All of this you will have heard before, perhaps, but it needs repeating as long as there are those who still just don’t get it. It is the reason why the government in this province has now made it illegal to put others at risk. In this issue, you’ll find the details of what you could face if you act irresponsibly. I read this morning that, in the United Kingdom, the Health Secretary has warned that, if people continue to ignore the precautions regarding physical distancing, he might ban all outside activities and bring in the kind of lockdown being imposed in France and Italy.
To be positive, Canadians have acted very responsibly, as a general rule, and the statistics reflect that. Canadians, we know, tend to be law abiding folk, with some social exceptions, and this has been an advantage in the crisis we are facing. But, and here is another stark warning: the big problems will arise if this limited restriction on movement we are dealing with today goes on for a relatively long time. The fear is that we get cabin fever, especially when the warm weather really comes along and we feel the walls closing in on us at home.
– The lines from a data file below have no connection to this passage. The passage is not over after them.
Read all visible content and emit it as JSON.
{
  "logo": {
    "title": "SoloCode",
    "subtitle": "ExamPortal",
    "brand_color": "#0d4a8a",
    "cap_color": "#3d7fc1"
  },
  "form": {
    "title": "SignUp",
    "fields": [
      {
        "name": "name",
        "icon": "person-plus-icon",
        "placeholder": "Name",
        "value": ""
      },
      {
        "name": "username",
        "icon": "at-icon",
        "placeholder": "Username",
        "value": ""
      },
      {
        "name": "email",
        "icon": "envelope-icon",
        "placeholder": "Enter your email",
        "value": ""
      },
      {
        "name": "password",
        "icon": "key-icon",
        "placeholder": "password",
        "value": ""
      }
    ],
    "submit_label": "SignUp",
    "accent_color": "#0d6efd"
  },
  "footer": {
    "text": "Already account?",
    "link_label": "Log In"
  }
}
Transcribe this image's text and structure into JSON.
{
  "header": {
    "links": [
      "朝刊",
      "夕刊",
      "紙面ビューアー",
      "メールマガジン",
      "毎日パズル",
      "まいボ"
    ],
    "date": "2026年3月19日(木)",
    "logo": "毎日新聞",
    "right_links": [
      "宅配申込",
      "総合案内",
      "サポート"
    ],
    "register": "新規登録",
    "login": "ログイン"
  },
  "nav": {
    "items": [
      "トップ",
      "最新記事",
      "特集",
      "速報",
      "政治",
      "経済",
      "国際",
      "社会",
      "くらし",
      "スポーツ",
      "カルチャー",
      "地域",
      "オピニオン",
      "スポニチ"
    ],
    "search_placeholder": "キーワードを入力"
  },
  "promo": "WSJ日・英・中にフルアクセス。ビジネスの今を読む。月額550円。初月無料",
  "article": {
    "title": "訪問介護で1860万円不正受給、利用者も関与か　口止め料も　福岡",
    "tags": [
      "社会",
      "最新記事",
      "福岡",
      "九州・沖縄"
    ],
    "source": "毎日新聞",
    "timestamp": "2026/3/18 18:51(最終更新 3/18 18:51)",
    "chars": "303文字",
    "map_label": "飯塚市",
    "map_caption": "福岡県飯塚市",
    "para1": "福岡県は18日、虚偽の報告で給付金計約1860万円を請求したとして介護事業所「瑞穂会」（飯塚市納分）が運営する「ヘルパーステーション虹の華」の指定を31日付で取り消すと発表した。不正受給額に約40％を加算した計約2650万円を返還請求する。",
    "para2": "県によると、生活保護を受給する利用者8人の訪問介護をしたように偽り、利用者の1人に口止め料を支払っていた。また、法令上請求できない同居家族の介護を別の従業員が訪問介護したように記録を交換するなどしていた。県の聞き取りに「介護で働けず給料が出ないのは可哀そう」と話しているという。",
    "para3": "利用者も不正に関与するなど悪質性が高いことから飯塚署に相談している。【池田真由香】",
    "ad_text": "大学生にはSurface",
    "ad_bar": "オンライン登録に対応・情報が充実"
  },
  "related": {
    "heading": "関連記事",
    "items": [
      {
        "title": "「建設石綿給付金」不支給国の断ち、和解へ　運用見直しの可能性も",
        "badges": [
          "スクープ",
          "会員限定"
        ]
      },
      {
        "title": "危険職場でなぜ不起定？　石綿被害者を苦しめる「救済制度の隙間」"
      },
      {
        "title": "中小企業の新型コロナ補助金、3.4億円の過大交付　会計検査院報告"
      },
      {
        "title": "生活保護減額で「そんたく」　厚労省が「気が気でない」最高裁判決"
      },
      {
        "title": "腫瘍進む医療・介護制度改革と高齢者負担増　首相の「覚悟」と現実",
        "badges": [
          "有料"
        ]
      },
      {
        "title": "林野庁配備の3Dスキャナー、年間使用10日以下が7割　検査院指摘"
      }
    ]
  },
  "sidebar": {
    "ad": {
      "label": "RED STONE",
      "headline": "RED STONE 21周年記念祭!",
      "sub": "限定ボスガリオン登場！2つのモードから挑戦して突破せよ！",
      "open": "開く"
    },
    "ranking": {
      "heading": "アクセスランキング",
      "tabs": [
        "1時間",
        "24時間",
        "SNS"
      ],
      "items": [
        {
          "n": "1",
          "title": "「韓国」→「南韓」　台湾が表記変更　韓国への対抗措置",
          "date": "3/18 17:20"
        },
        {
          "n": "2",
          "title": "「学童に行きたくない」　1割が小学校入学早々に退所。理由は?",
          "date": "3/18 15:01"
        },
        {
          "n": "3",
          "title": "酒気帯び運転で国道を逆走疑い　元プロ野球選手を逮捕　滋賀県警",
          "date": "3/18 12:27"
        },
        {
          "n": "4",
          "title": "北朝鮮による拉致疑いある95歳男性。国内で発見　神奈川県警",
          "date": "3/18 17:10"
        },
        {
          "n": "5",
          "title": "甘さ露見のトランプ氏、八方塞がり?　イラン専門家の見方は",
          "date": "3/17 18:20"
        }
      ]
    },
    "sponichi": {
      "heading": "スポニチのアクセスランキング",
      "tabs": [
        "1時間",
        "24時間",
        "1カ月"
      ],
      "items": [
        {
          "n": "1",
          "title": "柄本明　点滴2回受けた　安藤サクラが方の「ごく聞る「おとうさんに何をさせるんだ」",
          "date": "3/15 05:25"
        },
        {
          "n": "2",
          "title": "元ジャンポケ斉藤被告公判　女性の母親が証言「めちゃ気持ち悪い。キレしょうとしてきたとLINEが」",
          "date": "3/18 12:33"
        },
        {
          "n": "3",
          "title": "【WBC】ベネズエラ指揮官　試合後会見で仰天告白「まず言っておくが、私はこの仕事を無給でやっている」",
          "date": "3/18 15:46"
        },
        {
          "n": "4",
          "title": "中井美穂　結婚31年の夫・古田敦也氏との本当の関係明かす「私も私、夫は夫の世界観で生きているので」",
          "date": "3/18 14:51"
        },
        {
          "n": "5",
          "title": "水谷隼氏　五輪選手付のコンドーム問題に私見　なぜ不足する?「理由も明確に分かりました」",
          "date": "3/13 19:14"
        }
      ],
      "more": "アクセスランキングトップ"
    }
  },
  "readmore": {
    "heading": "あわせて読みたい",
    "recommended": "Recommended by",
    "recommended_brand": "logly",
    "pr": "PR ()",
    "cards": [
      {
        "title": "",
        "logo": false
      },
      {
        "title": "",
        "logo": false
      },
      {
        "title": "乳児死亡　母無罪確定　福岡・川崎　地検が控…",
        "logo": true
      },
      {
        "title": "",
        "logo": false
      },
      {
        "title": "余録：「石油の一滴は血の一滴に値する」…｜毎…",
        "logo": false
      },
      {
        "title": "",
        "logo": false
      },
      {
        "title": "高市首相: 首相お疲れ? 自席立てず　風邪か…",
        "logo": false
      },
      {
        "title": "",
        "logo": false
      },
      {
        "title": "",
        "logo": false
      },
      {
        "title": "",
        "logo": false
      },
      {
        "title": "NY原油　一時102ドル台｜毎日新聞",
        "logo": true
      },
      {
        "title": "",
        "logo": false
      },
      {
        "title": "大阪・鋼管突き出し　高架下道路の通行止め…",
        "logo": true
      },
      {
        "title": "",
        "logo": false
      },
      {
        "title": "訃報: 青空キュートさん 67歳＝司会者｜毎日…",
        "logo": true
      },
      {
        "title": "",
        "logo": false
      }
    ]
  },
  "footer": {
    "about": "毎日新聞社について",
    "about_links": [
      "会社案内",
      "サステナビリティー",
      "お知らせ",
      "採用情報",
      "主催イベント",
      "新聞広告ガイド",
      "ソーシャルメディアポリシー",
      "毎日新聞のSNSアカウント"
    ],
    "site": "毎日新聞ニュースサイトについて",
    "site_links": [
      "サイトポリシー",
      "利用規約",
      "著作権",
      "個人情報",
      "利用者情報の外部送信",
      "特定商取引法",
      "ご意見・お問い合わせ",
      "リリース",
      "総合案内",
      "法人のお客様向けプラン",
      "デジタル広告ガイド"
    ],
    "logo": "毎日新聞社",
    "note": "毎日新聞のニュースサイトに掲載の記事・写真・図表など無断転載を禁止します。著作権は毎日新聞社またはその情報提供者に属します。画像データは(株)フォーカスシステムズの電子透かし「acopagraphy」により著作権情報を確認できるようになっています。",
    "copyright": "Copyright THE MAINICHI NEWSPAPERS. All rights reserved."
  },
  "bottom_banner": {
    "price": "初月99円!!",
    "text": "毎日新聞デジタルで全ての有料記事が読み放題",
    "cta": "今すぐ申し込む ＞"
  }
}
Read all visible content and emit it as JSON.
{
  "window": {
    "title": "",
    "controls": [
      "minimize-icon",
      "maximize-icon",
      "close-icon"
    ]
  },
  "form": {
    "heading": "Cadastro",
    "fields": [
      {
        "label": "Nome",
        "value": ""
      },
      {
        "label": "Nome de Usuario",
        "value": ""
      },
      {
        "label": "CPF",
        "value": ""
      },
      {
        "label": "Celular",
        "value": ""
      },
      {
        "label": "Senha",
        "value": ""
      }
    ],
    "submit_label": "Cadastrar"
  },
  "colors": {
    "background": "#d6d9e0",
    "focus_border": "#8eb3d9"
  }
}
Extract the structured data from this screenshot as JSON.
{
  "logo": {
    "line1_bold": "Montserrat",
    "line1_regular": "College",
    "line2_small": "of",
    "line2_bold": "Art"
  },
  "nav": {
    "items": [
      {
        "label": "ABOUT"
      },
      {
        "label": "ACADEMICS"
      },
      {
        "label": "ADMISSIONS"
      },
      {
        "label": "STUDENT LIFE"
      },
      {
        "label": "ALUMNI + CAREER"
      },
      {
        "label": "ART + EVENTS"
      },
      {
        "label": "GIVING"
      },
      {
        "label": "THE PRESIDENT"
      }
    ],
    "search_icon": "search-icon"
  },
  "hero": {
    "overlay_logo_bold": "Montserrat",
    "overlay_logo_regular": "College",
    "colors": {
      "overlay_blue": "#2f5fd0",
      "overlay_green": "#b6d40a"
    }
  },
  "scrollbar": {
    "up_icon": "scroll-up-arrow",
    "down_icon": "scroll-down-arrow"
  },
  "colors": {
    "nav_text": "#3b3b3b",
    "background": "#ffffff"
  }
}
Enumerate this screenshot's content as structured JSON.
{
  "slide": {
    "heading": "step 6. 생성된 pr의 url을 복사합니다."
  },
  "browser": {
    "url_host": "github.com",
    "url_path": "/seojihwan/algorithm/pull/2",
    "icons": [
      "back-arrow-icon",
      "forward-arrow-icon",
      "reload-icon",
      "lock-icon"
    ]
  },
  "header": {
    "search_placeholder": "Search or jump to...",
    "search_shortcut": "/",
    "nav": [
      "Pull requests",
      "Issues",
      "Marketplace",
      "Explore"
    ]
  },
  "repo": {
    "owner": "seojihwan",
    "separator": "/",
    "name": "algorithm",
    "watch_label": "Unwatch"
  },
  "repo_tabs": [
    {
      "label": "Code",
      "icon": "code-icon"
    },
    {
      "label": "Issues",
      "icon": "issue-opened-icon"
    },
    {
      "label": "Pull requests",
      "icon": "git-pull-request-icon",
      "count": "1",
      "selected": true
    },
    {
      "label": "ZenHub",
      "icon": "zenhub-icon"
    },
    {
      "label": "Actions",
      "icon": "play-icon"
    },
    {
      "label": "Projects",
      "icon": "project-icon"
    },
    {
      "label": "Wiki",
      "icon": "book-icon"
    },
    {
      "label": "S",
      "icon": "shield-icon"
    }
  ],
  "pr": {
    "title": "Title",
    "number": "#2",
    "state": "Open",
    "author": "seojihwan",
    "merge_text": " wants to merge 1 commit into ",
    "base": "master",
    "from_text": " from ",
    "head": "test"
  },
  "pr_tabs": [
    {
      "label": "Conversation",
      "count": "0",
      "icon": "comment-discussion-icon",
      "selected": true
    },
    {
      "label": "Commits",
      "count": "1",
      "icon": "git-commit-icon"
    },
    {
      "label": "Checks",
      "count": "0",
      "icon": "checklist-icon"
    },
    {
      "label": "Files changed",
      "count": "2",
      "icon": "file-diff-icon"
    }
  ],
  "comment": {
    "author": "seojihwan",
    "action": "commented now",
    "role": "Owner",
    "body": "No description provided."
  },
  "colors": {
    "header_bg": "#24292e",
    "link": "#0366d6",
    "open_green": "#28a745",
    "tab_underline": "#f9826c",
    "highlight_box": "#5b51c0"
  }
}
How long this will go on is unclear, although the Ford announcement noted that it could be 18 months to two years before the covid-19 infections are fully under control. That is not to say that we will be confined as we are now for the next two years. Everyone knows that such a restriction is simply unenforceable, and hopefully unnecessary. But let’s make sure that is not the case, and that, by accepting the current limitations on our freedom of movement, for the sake of others as much as for our own, we can get control over the pandemic and give ourselves time to find an effective medical response.
One other interesting thing to come out of this crisis: is anyone else impressed with how well Doug Ford has come across in all of this? Some leaders have grown in stature through these weeks, while others have visibly shrunk in reputation and character. When all this is over, the next elections, worldwide, should be something to watch.
For now, remember: This too shall pass. We shall overcome.